Environ 500 personnes y ont participé. Un test s’est révélé positif.
Joshua Ofman insiste sur le fait que GRAIL recommande de poursuivre les tests de routine même si le test Galleri donne un résultat « aucun signe de cancer détecté ».
Cependant, après avoir reçu des résultats négatifs, de nombreux pompiers ont retardé leurs examens complémentaires, les reportant parfois de plusieurs mois.
« Cela leur a donné un faux sentiment de sécurité », déplore Vershalee Shukla.
Le capitaine Matt Kobylinski faisait partie des personnes testées. Il a passé le test Galleri en février 2022, à l’âge de 45 ans, et le résultat était négatif. Il n’a pas effectué d’autres tests de dépistage dans le cadre du programme pilote avant plus d’un an.
« Cela ne semblait pas très urgent », explique le capitaine Kobylinski.
Lorsqu’il a finalement passé une coloscopie, les médecins ont détecté un cancer du côlon de stade 4. Il a subi une intervention chirurgicale et un an de chimiothérapie.
Le capitaine Kobylinski n’était pas le seul. En 20 mois, les médecins ont détecté 14 cancers parmi les 500 pompiers ayant reçu un résultat négatif au test Galleri. Ils étaient stupéfaits.
« Chacun d’entre eux se demandait : « Pourquoi le test Galleri n’a-t-il pas détecté cela ? » », témoigne le capitaine Figgins.
Pour l’instant, les associations médicales et les groupes qui publient des recommandations en matière de dépistage ne recommandent pas ces tests.

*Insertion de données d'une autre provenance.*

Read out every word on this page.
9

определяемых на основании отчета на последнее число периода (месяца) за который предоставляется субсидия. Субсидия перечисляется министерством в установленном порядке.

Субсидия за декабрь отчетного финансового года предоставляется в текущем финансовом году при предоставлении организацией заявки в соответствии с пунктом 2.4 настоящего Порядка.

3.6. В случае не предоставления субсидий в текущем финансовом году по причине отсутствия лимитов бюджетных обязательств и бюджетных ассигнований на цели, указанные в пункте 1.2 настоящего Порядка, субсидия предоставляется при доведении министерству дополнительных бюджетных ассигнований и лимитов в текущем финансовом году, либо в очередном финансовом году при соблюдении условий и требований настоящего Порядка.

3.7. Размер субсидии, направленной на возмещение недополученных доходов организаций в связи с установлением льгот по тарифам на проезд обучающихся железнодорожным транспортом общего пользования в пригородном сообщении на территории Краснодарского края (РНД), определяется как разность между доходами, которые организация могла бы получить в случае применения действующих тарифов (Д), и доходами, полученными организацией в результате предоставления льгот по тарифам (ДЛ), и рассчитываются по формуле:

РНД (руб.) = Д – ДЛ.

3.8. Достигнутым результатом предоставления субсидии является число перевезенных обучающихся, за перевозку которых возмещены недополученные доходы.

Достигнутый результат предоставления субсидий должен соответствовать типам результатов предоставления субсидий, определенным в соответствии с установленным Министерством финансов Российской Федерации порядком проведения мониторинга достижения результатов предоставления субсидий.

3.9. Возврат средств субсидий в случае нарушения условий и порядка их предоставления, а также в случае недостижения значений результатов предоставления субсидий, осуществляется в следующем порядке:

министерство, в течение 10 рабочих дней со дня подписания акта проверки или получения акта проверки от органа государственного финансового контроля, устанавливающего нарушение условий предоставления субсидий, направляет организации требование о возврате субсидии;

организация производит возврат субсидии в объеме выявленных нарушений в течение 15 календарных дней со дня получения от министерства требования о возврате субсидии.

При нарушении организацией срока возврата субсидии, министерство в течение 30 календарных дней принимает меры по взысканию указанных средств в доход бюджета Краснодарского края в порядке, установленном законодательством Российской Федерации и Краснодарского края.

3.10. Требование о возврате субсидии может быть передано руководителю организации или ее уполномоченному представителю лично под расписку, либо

Certains médecins les proposent, tandis que d’autres se montrent prudents et aident à interpréter les résultats que les patients leur présentent ou les proposent uniquement dans le cadre de la recherche.
Au Dana-Farber, Elizabeth O’Donnell étudie si ces tests peuvent apporter des bénéfices supplémentaires au dépistage traditionnel dans deux populations à haut risque : les anciens combattants, potentiellement plus exposés aux cancérogènes, et les personnes ayant des antécédents familiaux de cancer ou des mutations génétiques héréditaires.
Le National Cancer Institute mène une étude visant à évaluer la faisabilité d’un essai contrôlé randomisé à grande échelle mesurant l’impact du test sur la mortalité par cancer, sa conception et la manière d’obtenir des résultats positifs.
Alex Krist, médecin généraliste à la Virginia Commonwealth University et à Inova Health System, reçoit de plus en plus de questions de patients sur le test et sur l’opportunité de le subir. Il répond généralement par la négative, sauf s’ils participent à un essai clinique.
« Nous n’en savons pas assez pour savoir si cela va vous aider », leur dit-il.
Vershalee Shukla partage cet avis. Si elle exerçait dans le domaine des soins primaires, dépistant des personnes en bonne santé et à faible risque, « je craindrais de faire des tests excessifs qui pourraient entraîner des complications », comme une surveillance invasive, ou qui pourraient engendrer des coûts inutiles pour le système de santé.
Elle a cessé d’utiliser le test Galleri dans son programme de dépistage des pompiers, mais a ajouté un autre test, Cancerguard, qui comprend tous les dépistages recommandés. Cancerguard recherche plus de types de biomarqueurs que Galleri, ce qui pourrait lui permettre de détecter le cancer plus tôt et chez une population plus jeune.
Cela reste à prouver. Mais Vershalee Shukla espère que les données qu’elle collecte pourront contribuer à améliorer les tests, et elle se sent obligée d’essayer quelque chose après avoir perdu de nombreux pompiers à cause du cancer.
« Je travaille avec une population à très haut risque, touchée par de nombreux types de cancer », explique-t-elle. « Je dois utiliser toutes les technologies à ma disposition. »
Nina Agrawal, journaliste santé au New York Times.